Será que ser padre siempre fue parte de mis proyectos de niño en busca de una respuesta para la más vieja de las cuestiones que todos debemos resolver, allá en la infancia: ¿qué querés ser cuando seas grande? Todo el tiempo supe que quería conseguir novias, escribir cuentos, ver películas, jugar a cualquier cosa y, por supuesto, tener hijos. Ahora, con aquella niñez como recuerdo siempre grato (aunque a veces a la fuerza) y algunos de esos proyectos todavía por cumplir, sé que ser padre es un trabajo y que, como para cualquiera, hay postulantes mejor calificados que otros.

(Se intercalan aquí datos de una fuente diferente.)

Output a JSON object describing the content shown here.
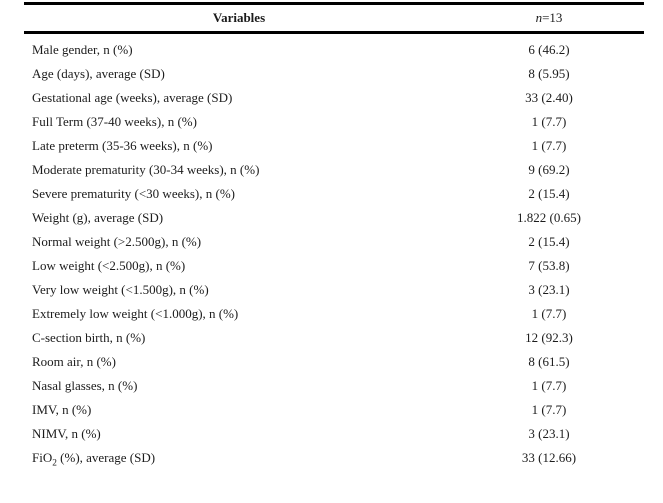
{
  "table": {
    "header": {
      "variables_label": "Variables",
      "n_italic": "n",
      "n_rest": "=13"
    },
    "rows": [
      {
        "label": "Male gender, n (%)",
        "value": "6 (46.2)"
      },
      {
        "label": "Age (days), average (SD)",
        "value": "8 (5.95)"
      },
      {
        "label": "Gestational age (weeks), average (SD)",
        "value": "33 (2.40)"
      },
      {
        "label": "Full Term (37-40 weeks), n (%)",
        "value": "1 (7.7)"
      },
      {
        "label": "Late preterm (35-36 weeks), n (%)",
        "value": "1 (7.7)"
      },
      {
        "label": "Moderate prematurity (30-34 weeks), n (%)",
        "value": "9 (69.2)"
      },
      {
        "label": "Severe prematurity (<30 weeks), n (%)",
        "value": "2 (15.4)"
      },
      {
        "label": "Weight (g), average (SD)",
        "value": "1.822 (0.65)"
      },
      {
        "label": "Normal weight (>2.500g), n (%)",
        "value": "2 (15.4)"
      },
      {
        "label": "Low weight (<2.500g), n (%)",
        "value": "7 (53.8)"
      },
      {
        "label": "Very low weight (<1.500g), n (%)",
        "value": "3 (23.1)"
      },
      {
        "label": "Extremely low weight (<1.000g), n (%)",
        "value": "1 (7.7)"
      },
      {
        "label": "C-section birth, n (%)",
        "value": "12 (92.3)"
      },
      {
        "label": "Room air, n (%)",
        "value": "8 (61.5)"
      },
      {
        "label": "Nasal glasses, n (%)",
        "value": "1 (7.7)"
      },
      {
        "label": "IMV, n (%)",
        "value": "1 (7.7)"
      },
      {
        "label": "NIMV, n (%)",
        "value": "3 (23.1)"
      },
      {
        "label": "FiO2 (%), average (SD)",
        "label_parts": [
          "FiO",
          "2",
          " (%), average (SD)"
        ],
        "value": "33 (12.66)"
      }
    ]
  },
  "colors": {
    "background": "#ffffff",
    "text": "#1c1c1c",
    "rule": "#000000"
  }
}
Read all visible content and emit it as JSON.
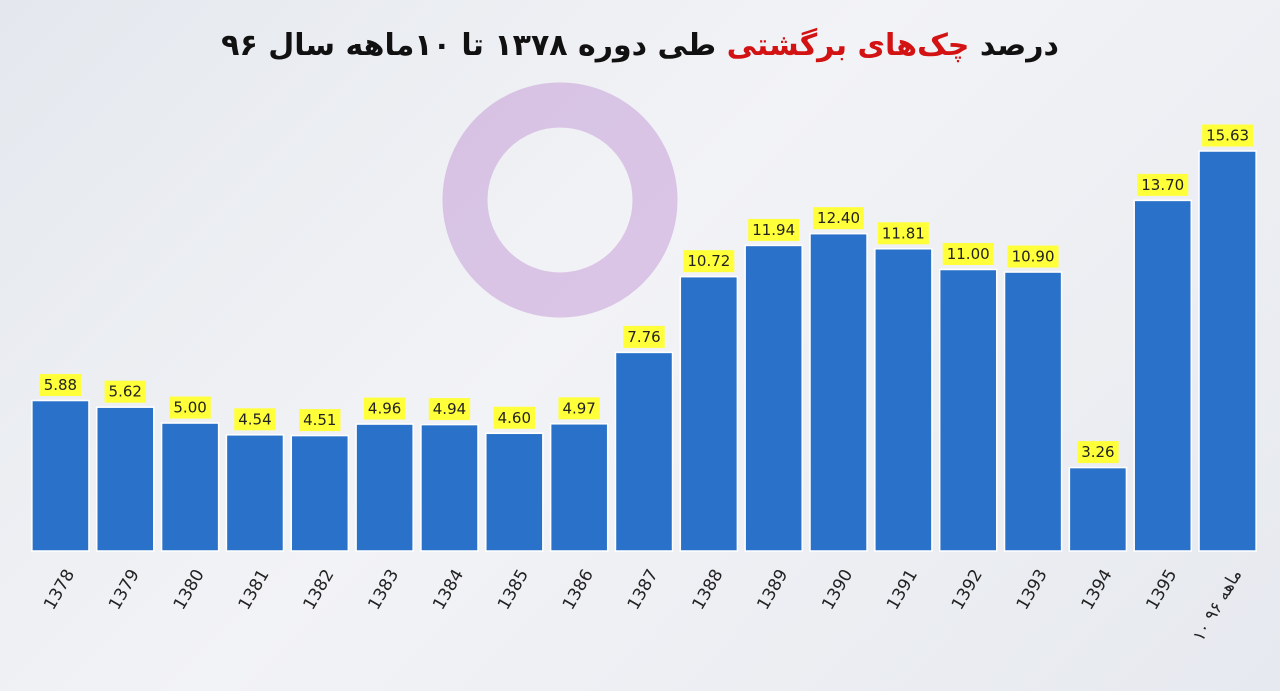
{
  "chart_data": {
    "type": "bar",
    "title_parts": [
      "درصد",
      "چک‌های برگشتی",
      "طی دوره ۱۳۷۸ تا ۱۰ماهه سال ۹۶"
    ],
    "categories": [
      "1378",
      "1379",
      "1380",
      "1381",
      "1382",
      "1383",
      "1384",
      "1385",
      "1386",
      "1387",
      "1388",
      "1389",
      "1390",
      "1391",
      "1392",
      "1393",
      "1394",
      "1395",
      "۱۰ ماهه ۹۶"
    ],
    "values": [
      5.88,
      5.62,
      5.0,
      4.54,
      4.51,
      4.96,
      4.94,
      4.6,
      4.97,
      7.76,
      10.72,
      11.94,
      12.4,
      11.81,
      11.0,
      10.9,
      3.26,
      13.7,
      15.63
    ],
    "value_labels": [
      "5.88",
      "5.62",
      "5.00",
      "4.54",
      "4.51",
      "4.96",
      "4.94",
      "4.60",
      "4.97",
      "7.76",
      "10.72",
      "11.94",
      "12.40",
      "11.81",
      "11.00",
      "10.90",
      "3.26",
      "13.70",
      "15.63"
    ],
    "color": "#2a72c9",
    "label_color": "#ffff3a"
  }
}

Claro que esta evaluación nunca resulta sencilla, porque ¿cómo se distingue al buen padre del inepto? ¿Quién establece la divisoria de aguas? Para reducir el asunto a su cuestión esencial, digamos que hay dos grandes miradas posibles para zanjar el dilema. La de los propios padres, reflexiva, interior y hasta puede decirse que a la defensiva, es una de ellas. La otra, revulsiva y por qué no destituyente, es la de los hijos. Padres e hijos es en realidad padres contra hijos, el antagonismo por excelencia, un combate en el que se decide cada futuro de la humanidad. No por nada el sabio Cronos se desayunaba a su propia prole. No por nada los hijos le abrieron la panza por dentro.
Sin embargo, aun sabiendo que en este juego hoy me toca ocupar el casillero del padre, todavía me salen preguntas de hijo. ¿Cuántas veces habré sido devorado y cuántas otras habré escapado, desgarrando en el vientre ancestral mi propia cesárea salvadora?
Tal vez ya no quiera conocer esas respuestas.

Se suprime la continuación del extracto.